Я росла тихим и даже забитым ребенком. Моя бабушка, директор местного Дома Культуры, была женщиной властной и требовательной. Моя мама, руководитель хора в том же самом учреждении, также была женщиной с характером, поэтому мама с бабушкой были в состоянии тихой междоусобной войны, продолжавшейся и на работе и дома. Жили мы все вместе в большом просторном каменном доме, в одной из комнаток которой жила еще и Старенькая, моя прабабушка. Была она худенькая, строгая и спокойная, в женскую войну не ввязывалась, сидела в чистой белой комнатке и вязала удивительной красоты кружевные шали, за которыми приезжали даже из соседней Рязани.
В селе нашу семью прозвали Матрешками, за то, что в каждом поколении у нас рождалось по девочке, а мужчины в доме не задерживались. А ребята в школе, прозвали наш просторный дом Матрешкиным домом.
Мужчин в нашем доме действительно не было, своего отца я не знала. После школы мама уехала поступать в институт в большой город, а через полтора года вернулась с маленьким чемоданом и большим животом. С тех самых пор, сжатые в нитку бабушкины губы, словно окаменели и не расправлялись даже под праздничную алую помаду. Это я узнала в 7 лет.
Тогда же, в отместку за бабушкину болтливость, мама рассказала бабушкину историю. Характер нашего директора не приманивал к себе толпы женихов, поэтому бабушка тихо-мирно забеременела от местного выпивающего бригадира, а потом выгнала его обратно к маме, где он окончательно и спился, унеся с собой в могилу горькое отчаяние от злых бабушкиных слов о своей никчемности.

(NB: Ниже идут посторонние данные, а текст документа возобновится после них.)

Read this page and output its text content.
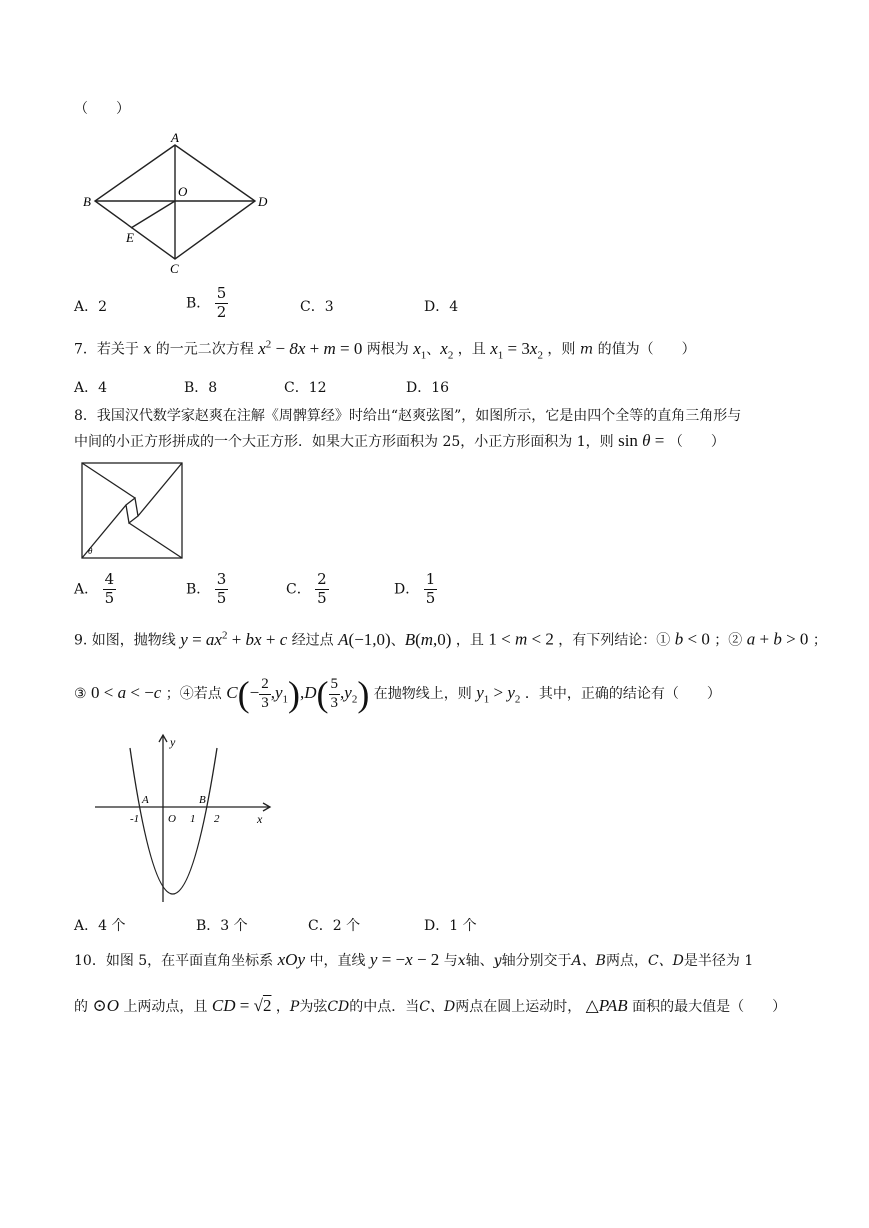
（　　）
A
B	D
O
E
C
A．2	B． $\frac{5}{2}$	C．3	D．4
7．若关于 x 的一元二次方程 $x^2 - 8x + m = 0$ 两根为 $x_1$、$x_2$ ，且 $x_1 = 3x_2$ ，则 m 的值为（　　）
A．4	B．8	C．12	D．16
8．我国汉代数学家赵爽在注解《周髀算经》时给出“赵爽弦图”，如图所示，它是由四个全等的直角三角形与
中间的小正方形拼成的一个大正方形．如果大正方形面积为 25，小正方形面积为 1，则 sin θ = （　　）
θ
A． $\frac{4}{5}$	B． $\frac{3}{5}$	C． $\frac{2}{5}$	D． $\frac{1}{5}$
9. 如图，抛物线 $y = ax^2$ + bx + c 经过点 A(−1,0)、B(m,0) ，且 1 < m < 2 ，有下列结论：① b < 0 ；② a + b > 0 ；
③ 0 < a < −c ；④若点 $C(- \frac{2}{3} ,y_1),D( \frac{5}{3} ,y_2)$ 在抛物线上，则 $y_1 > y_2$ ．其中，正确的结论有（　　）
y
x
A	B
O
-1	1 2
A．4 个	B．3 个	C．2 个	D．1 个
10．如图 5，在平面直角坐标系 xOy 中，直线 y = −x − 2 与x轴、y轴分别交于A、B两点，C、D是半径为 1
的 ⊙O 上两动点，且 CD = √2 ，P为弦CD的中点．当C、D两点在圆上运动时， △PAB 面积的最大值是（　　）
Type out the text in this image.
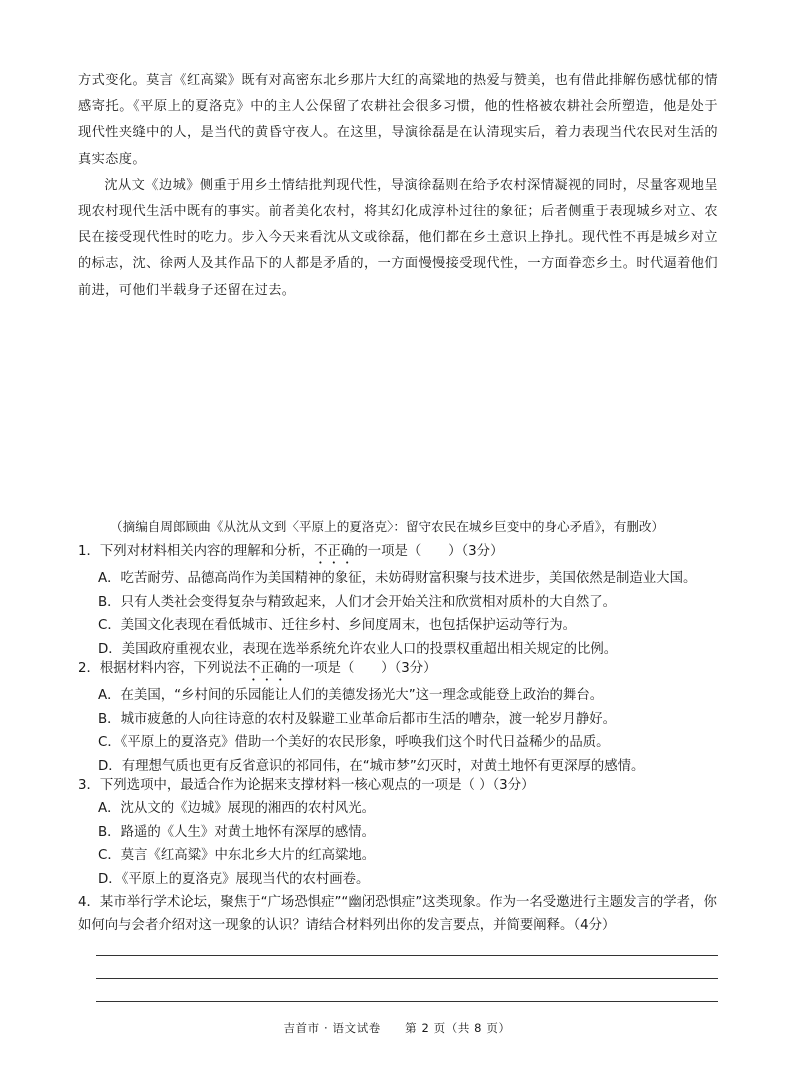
方式变化。莫言《红高粱》既有对高密东北乡那片大红的高粱地的热爱与赞美，也有借此排解伤感忧郁的情感寄托。《平原上的夏洛克》中的主人公保留了农耕社会很多习惯，他的性格被农耕社会所塑造，他是处于现代性夹缝中的人，是当代的黄昏守夜人。在这里，导演徐磊是在认清现实后，着力表现当代农民对生活的真实态度。

沈从文《边城》侧重于用乡土情结批判现代性，导演徐磊则在给予农村深情凝视的同时，尽量客观地呈现农村现代生活中既有的事实。前者美化农村，将其幻化成淳朴过往的象征；后者侧重于表现城乡对立、农民在接受现代性时的吃力。步入今天来看沈从文或徐磊，他们都在乡土意识上挣扎。现代性不再是城乡对立的标志，沈、徐两人及其作品下的人都是矛盾的，一方面慢慢接受现代性，一方面眷恋乡土。时代逼着他们前进，可他们半载身子还留在过去。

（摘编自周郎顾曲《从沈从文到〈平原上的夏洛克〉：留守农民在城乡巨变中的身心矛盾》，有删改）
1．下列对材料相关内容的理解和分析，不正确的一项是（　　）（3分）
A．吃苦耐劳、品德高尚作为美国精神的象征，未妨碍财富积聚与技术进步，美国依然是制造业大国。
B．只有人类社会变得复杂与精致起来，人们才会开始关注和欣赏相对质朴的大自然了。
C．美国文化表现在看低城市、迁往乡村、乡间度周末，也包括保护运动等行为。
D．美国政府重视农业，表现在选举系统允许农业人口的投票权重超出相关规定的比例。
2．根据材料内容，下列说法不正确的一项是（　　）（3分）
A．在美国，“乡村间的乐园能让人们的美德发扬光大”这一理念或能登上政治的舞台。
B．城市疲惫的人向往诗意的农村及躲避工业革命后都市生活的嘈杂，渡一轮岁月静好。
C．《平原上的夏洛克》借助一个美好的农民形象，呼唤我们这个时代日益稀少的品质。
D．有理想气质也更有反省意识的祁同伟，在“城市梦”幻灭时，对黄土地怀有更深厚的感情。
3．下列选项中，最适合作为论据来支撑材料一核心观点的一项是（ ）（3分）
A．沈从文的《边城》展现的湘西的农村风光。
B．路遥的《人生》对黄土地怀有深厚的感情。
C．莫言《红高粱》中东北乡大片的红高粱地。
D．《平原上的夏洛克》展现当代的农村画卷。
4．某市举行学术论坛，聚焦于“广场恐惧症”“幽闭恐惧症”这类现象。作为一名受邀进行主题发言的学者，你如何向与会者介绍对这一现象的认识？请结合材料列出你的发言要点，并简要阐释。（4分）
吉首市 · 语文试卷　　第 2 页（共 8 页）
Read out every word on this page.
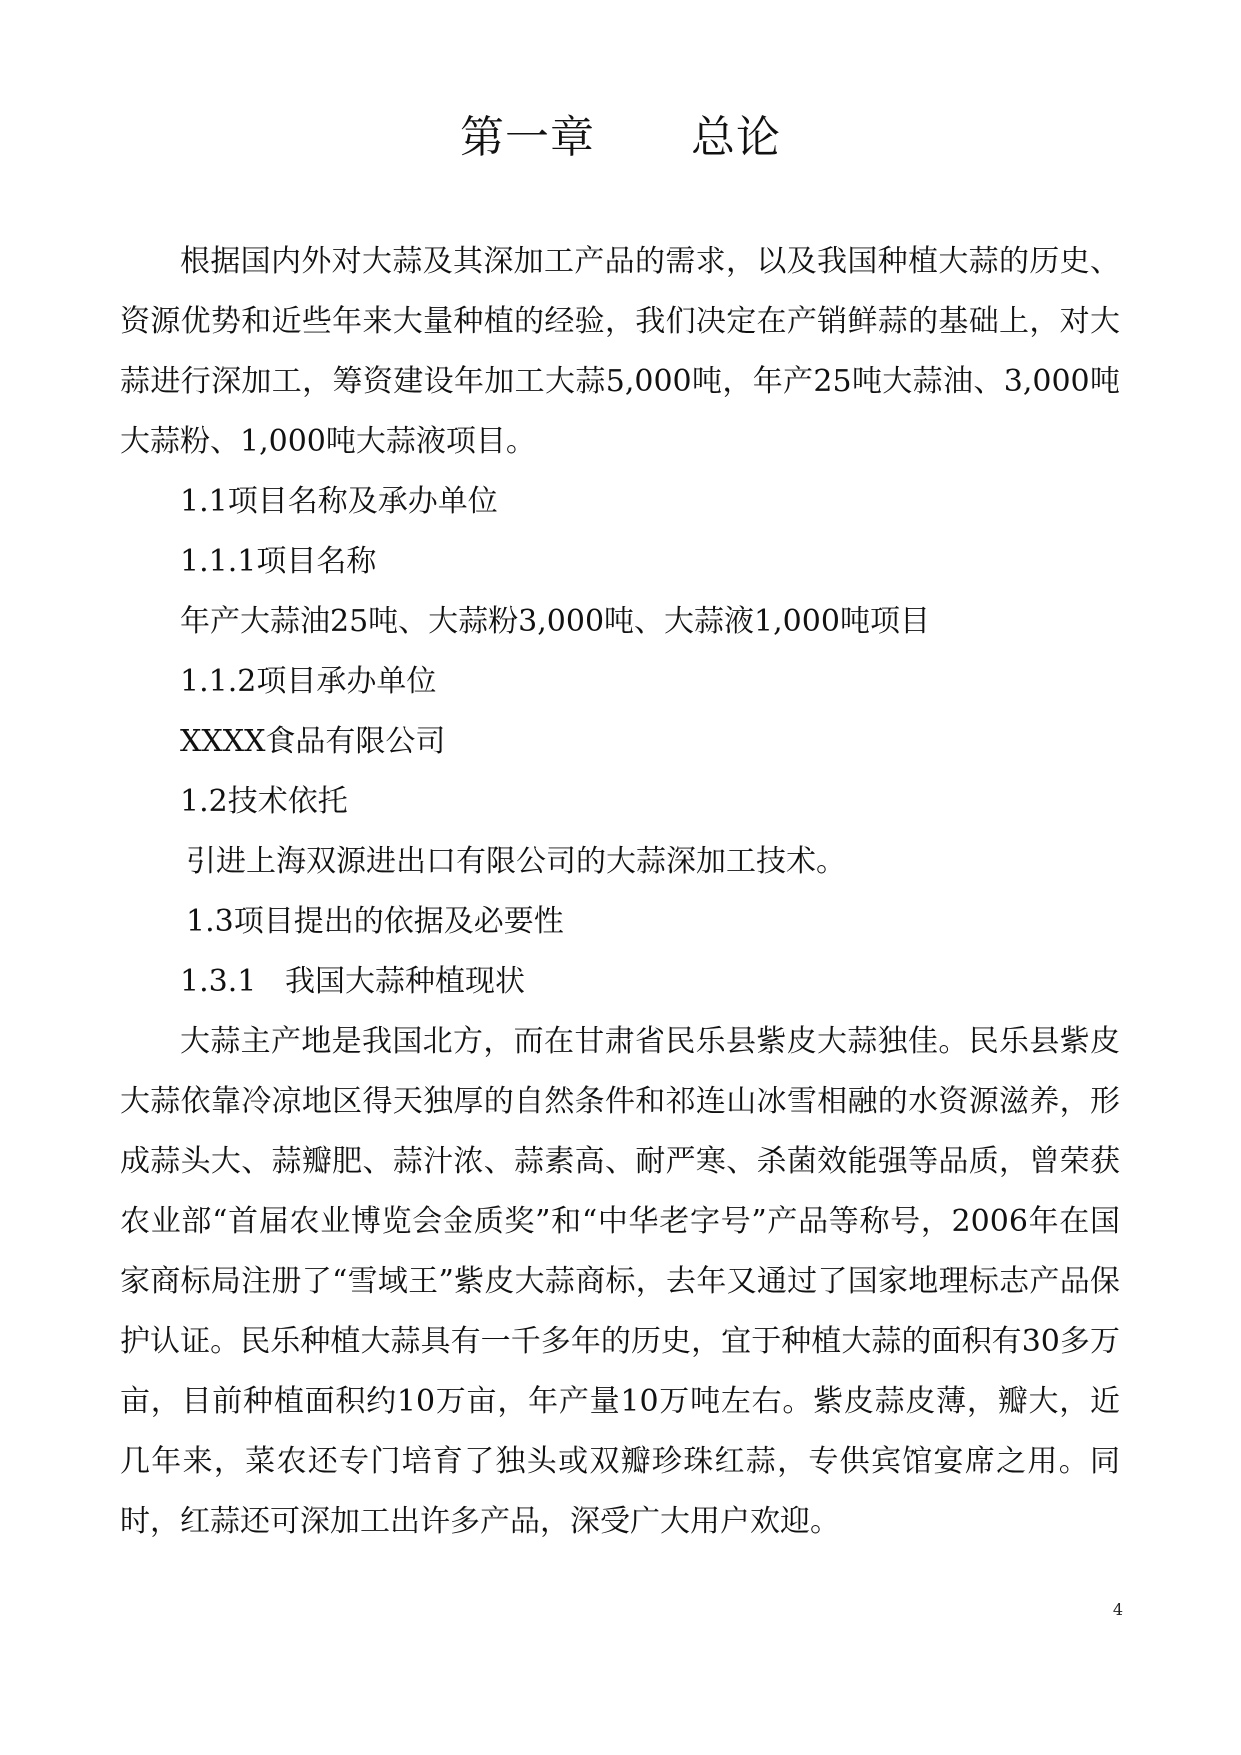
第一章 总论

根据国内外对大蒜及其深加工产品的需求，以及我国种植大蒜的历史、资源优势和近些年来大量种植的经验，我们决定在产销鲜蒜的基础上，对大蒜进行深加工，筹资建设年加工大蒜5,000吨，年产25吨大蒜油、3,000吨大蒜粉、1,000吨大蒜液项目。

1.1项目名称及承办单位

1.1.1项目名称

年产大蒜油25吨、大蒜粉3,000吨、大蒜液1,000吨项目

1.1.2项目承办单位

XXXX食品有限公司

1.2技术依托

引进上海双源进出口有限公司的大蒜深加工技术。

1.3项目提出的依据及必要性

1.3.1   我国大蒜种植现状

大蒜主产地是我国北方，而在甘肃省民乐县紫皮大蒜独佳。民乐县紫皮大蒜依靠冷凉地区得天独厚的自然条件和祁连山冰雪相融的水资源滋养，形成蒜头大、蒜瓣肥、蒜汁浓、蒜素高、耐严寒、杀菌效能强等品质，曾荣获农业部“首届农业博览会金质奖”和“中华老字号”产品等称号，2006年在国家商标局注册了“雪域王”紫皮大蒜商标，去年又通过了国家地理标志产品保护认证。民乐种植大蒜具有一千多年的历史，宜于种植大蒜的面积有30多万亩，目前种植面积约10万亩，年产量10万吨左右。紫皮蒜皮薄，瓣大，近几年来，菜农还专门培育了独头或双瓣珍珠红蒜，专供宾馆宴席之用。同时，红蒜还可深加工出许多产品，深受广大用户欢迎。

4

И вот когда в 13 лет мое хрупкое тело начало проявлять робкие признаки женственности, в один из вечеров я была атакована страшной правдой о нашей семье. Оказывается наша Старенькая, в молодости первая красавица на селе, влюбила в себя заезжего москвича, и он увез счастливицу в просторную профессорскую трешку своего отца. Молодые жили недолго, но счастливо. Мешала только мама жениха, коренная москвичка, чопорная сухонькая дама, мечтавшая чтобы единственный сынок «выбился в люди», т.е. устроился на теплое доходное место и женился на видной московской невесте с хорошими связями.
Но сын соответствовать маминым мечтам отказался, устроился в НИИИ инженером, с удовольствием паял-ваял всякие железки с 8 до 17, а по вечерам с явной радостью шел в свой тихий семейный рай, где его встречала красавица жена. О карьере не думал, связями не обрастал, а по выходным вдруг начал своими руками выстругивать маленькую деревянную кроватку.
Свекровь не выдержала, и решила избавиться от провинциалки. Пошуршав по подругам, нашла она засекреченную и запароленную явками «бабу Нину», которая за 3 пенсии взялась отвадить сыночку от негодной невестки. Какие потомственные ведьмы были в роду у бабы Нины, история умалчивает, но мой прадедушка попал одним зимним вечером под машину и был навеки отважен от своей любимой жены четырьмя стенами и 2 метрами тяжелой кладбищенской земли. Свекровь стойко перенесла смерть сына и оставшуюся жизнь положила, чтобы выселить невестку из квартиры своего покойного мужа и из Москвы. И до самой смерти закидывала ее обвинительными письмами, которые потом и нашла бабушка, узнав правду о своем отце.
Моя прабабушка вернулась к родителям, всю жизнь проработала вышивальщицей на местной фабрике, и одна подняла на ноги единственную дочь. Еще тогда, 13-летней девочкой, я подумала, как прочно обосновалась в нашей семье кровь той самой свекрови, из которой получилась сначала моя весьма скандальная бабушка, а потом моя упрямая матушка.
Так я оказалась под домокловым мечом некоего «проклятья», которое лежит на женщинах нашей семьи, и не дает им быть счастливыми. Оно присутствовало во всех наших беседах с той самой поры, как я стала девушкой, и мама с бабушкой задумались о следующем поколении.